Contoso already had some of their compute workload on Azure Databricks. You don’t need to migrate any of that workload to work with Fabric. You can simply use the OneLake endpoint to mount the storage and work with the same data directly from the Lakehouse for the analytical and ML operations.
-
On the left navigation, select Workspace.
-
In the Workspace > Users pane, select Create and then select Notebook.
-
Select the title box at the top left of the notebook. Clear the existing title and enter Connect Databricks to ADLS. Select Enter to accept the change.
-
In the first code cell, enter the following code. This code lists the available secret scopes:
dbutils.secrets.listScopes()
-
Move the mouse cursor to the bottom left of the first code cell and then select + Code to insert a new cell.
-
In the second code cell, enter the following code. This code lists the active scopes:
dbutils.secrets.list("scopesecret")
-
Add another cell to the notebook. Add the following code to the new cell.

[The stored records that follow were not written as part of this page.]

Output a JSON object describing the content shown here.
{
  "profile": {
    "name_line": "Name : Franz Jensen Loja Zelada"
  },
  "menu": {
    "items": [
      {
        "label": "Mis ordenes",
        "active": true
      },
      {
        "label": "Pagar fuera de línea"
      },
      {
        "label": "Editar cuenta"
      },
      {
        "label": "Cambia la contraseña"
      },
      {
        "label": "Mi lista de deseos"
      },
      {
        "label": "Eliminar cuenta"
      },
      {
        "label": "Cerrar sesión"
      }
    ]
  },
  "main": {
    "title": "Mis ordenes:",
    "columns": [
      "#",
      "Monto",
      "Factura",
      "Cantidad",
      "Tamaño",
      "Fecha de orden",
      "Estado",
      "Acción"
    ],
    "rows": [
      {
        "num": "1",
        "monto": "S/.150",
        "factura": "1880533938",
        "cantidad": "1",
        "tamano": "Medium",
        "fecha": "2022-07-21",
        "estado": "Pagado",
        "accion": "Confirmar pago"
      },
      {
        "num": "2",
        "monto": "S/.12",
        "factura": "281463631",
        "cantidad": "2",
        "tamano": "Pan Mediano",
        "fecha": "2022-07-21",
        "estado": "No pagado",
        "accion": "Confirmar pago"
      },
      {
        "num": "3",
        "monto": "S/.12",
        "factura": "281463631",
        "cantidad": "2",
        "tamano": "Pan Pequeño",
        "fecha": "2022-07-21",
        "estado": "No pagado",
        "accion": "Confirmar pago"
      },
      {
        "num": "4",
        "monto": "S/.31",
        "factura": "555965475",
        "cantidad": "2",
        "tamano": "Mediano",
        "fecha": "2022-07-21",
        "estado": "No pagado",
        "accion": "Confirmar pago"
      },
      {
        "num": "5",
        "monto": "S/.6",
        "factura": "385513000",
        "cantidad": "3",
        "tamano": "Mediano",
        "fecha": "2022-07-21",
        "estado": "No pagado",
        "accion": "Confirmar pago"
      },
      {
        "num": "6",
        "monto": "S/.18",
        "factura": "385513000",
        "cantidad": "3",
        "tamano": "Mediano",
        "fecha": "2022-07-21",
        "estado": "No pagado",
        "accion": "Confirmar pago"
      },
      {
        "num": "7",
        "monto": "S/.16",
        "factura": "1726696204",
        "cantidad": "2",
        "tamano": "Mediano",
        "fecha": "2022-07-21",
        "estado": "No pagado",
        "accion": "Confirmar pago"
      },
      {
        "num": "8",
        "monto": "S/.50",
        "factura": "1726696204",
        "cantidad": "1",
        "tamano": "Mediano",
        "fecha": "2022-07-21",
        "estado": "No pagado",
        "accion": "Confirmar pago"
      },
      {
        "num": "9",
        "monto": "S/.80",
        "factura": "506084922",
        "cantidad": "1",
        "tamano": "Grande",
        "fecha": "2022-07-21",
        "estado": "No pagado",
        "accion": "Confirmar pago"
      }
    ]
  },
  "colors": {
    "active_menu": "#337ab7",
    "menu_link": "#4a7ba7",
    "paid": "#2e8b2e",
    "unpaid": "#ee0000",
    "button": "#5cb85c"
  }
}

This code connects the Databricks workspace to the storage account by using a service principal:
scope="scopesecret" key="appServiceRegistrationSecret" storage_account="storage@lab.LabInstance.Id" application_id="@lab.Variable(serviceApplicationID_clientID)" directory_id="@lab.Variable(serviceDirectoryID_tenantID)" service_credential = dbutils.secrets.get(scope=scope,key=key) spark.conf.set("fs.azure.account.auth.type.%s.dfs.core.windows.net"%(storage_account), "OAuth") spark.conf.set("fs.azure.account.oauth.provider.type.%s.dfs.core.windows.net"%(storage_account), "org.apache.hadoop.fs.azurebfs.oauth2.ClientCredsTokenProvider") spark.conf.set("fs.azure.account.oauth2.client.id.%s.dfs.core.windows.net"%(storage_account), application_id) spark.conf.set("fs.azure.account.oauth2.client.secret.%s.dfs.core.windows.net"%(storage_account), service_credential) spark.conf.set("fs.azure.account.oauth2.client.endpoint.%s.dfs.core.windows.net"%(storage_account), "https://login.microsoftonline.com/%s/oauth2/token"%(directory_id))
Remember that the Type Text feature streams content into the virtual machine. Wait until the entire command is entered into the cell before you move the mouse cursor.
-
Add another cell to the notebook. Add the following code to the new cell. This code verifies the connection to the storage account.
container_name = "medallion" dbutils.fs.ls("abfss://%s@%s.dfs.core.windows.net/"%(container_name,storage_account))
-
In the upper-right corner, select Run all.
-
Select Allow on the notification pop-up window.
-
In the Attach to an existing compute resource window, select Start, attach and run.
It will take 3-5 minutes for the processing to complete.
You can check the last cell of notebook for the last execution time to verify.